Publicado también en Primera Línea (La Nación)
elmostrador.cl y elquintopoder

 

En el puzle socioeconómico chileno de los últimos diez años, se ha producido un desfase asfixiante entre lo económico y lo político que es necesario ponerlo de relieve en un cuadro más panorámico, para que el árbol no tape el bosque.

En el plano económico, si miramos hacia atrás y a medio y largo plazo posdictadura, sólo se ven ciclos de bonanza ininterrumpidos: se establece un crecimiento económico sostenido entre un 5 y 7% anual.
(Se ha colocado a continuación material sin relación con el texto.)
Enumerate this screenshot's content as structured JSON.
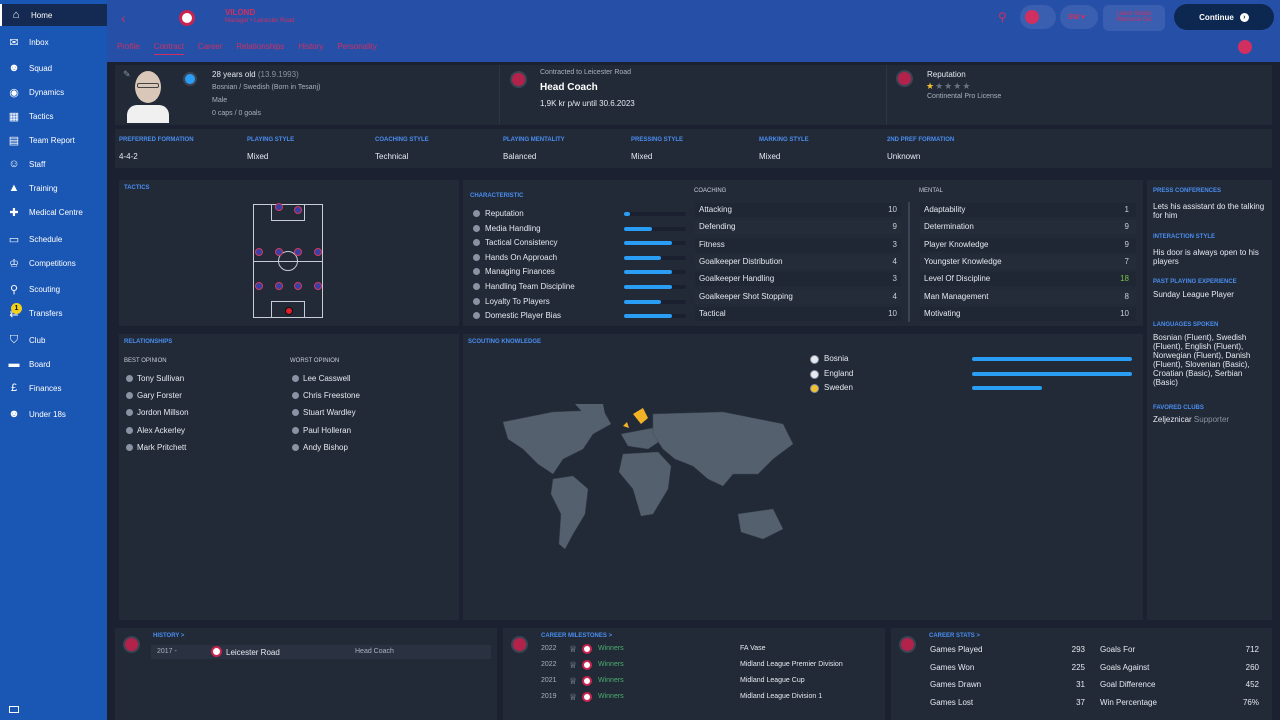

Y nada indica que estas cifras vayan a reducirse, sólo podrían hacerlo si se produce un tsunami económico a nivel mundial. Estas cifras originan  tanto la sana envidia como una gran admiración en medio mundo.

Sin embargo, estos grandes logros del proceso económico chileno en lo que va del gobierno de Michelle Bachelet, no tienen cobertura en los medios de comunicación ni, pareciera, influyen en el mundo político. Sus actores, que ocupan casi toda la escena y arrancan titulares en su coqueteo con los medios de comunicación, hasta ahora con mucho éxito, son en su mayoría, politicastros. Éstos han estado haciendo un ruido insoportable al supeditar los intereses partidistas-electoralistas y, aún peor, los personales, en detrimento de los problemas reales de la gente.

Una enfermedad asfixiante y contaminante llamada oportunismo político exacerbado se ha apoderado de la forma de hacer política. Hasta hay más de alguno que se declaró, en el primer año del gobierno de Michelle Bachelet, candidato a la presidencia del país en un acto que sonroja al menos pudoroso. Los politicastros son pocos y de todos los colores, pero los pocos, hasta ahora, han logrado enrarecer la agenda política y demasiadas veces han conseguido concentrar todos los esfuerzos para desactivar sus egoístas e irreflexivas operaciones.

Así, la política se ha transformado muchas veces en un charco en el que chapotean las sinrazones; el alimento permanente y gratuito de odios (de ideologías totalitarias); la obscena actitud mesiánica (de la izquierda de la izquierda); la justificación de barbaries (la oposición de derecha justifica y hasta brinda homenajes a personajes ya condenados de crímenes de lesa humanidad); la acumulación de descalificaciones arbitrarias; el déficit grave de propuestas constructivas a fuerza de condenarlo todo y acumular descalificaciones más ficticias que reales; las operaciones políticas del “todo vale” contra el gobierno para obstruir más que para construir; en fin, se impone en buena parte de la clase política la cristalización del energumenismo que anula valores como la prudencia, la responsabilidad política, la honestidad intelectual y la entrega desinteresada al trabajo público, una cualidad, por cierto, muy enraizada históricamente en la clase política chilena. Hasta ayer.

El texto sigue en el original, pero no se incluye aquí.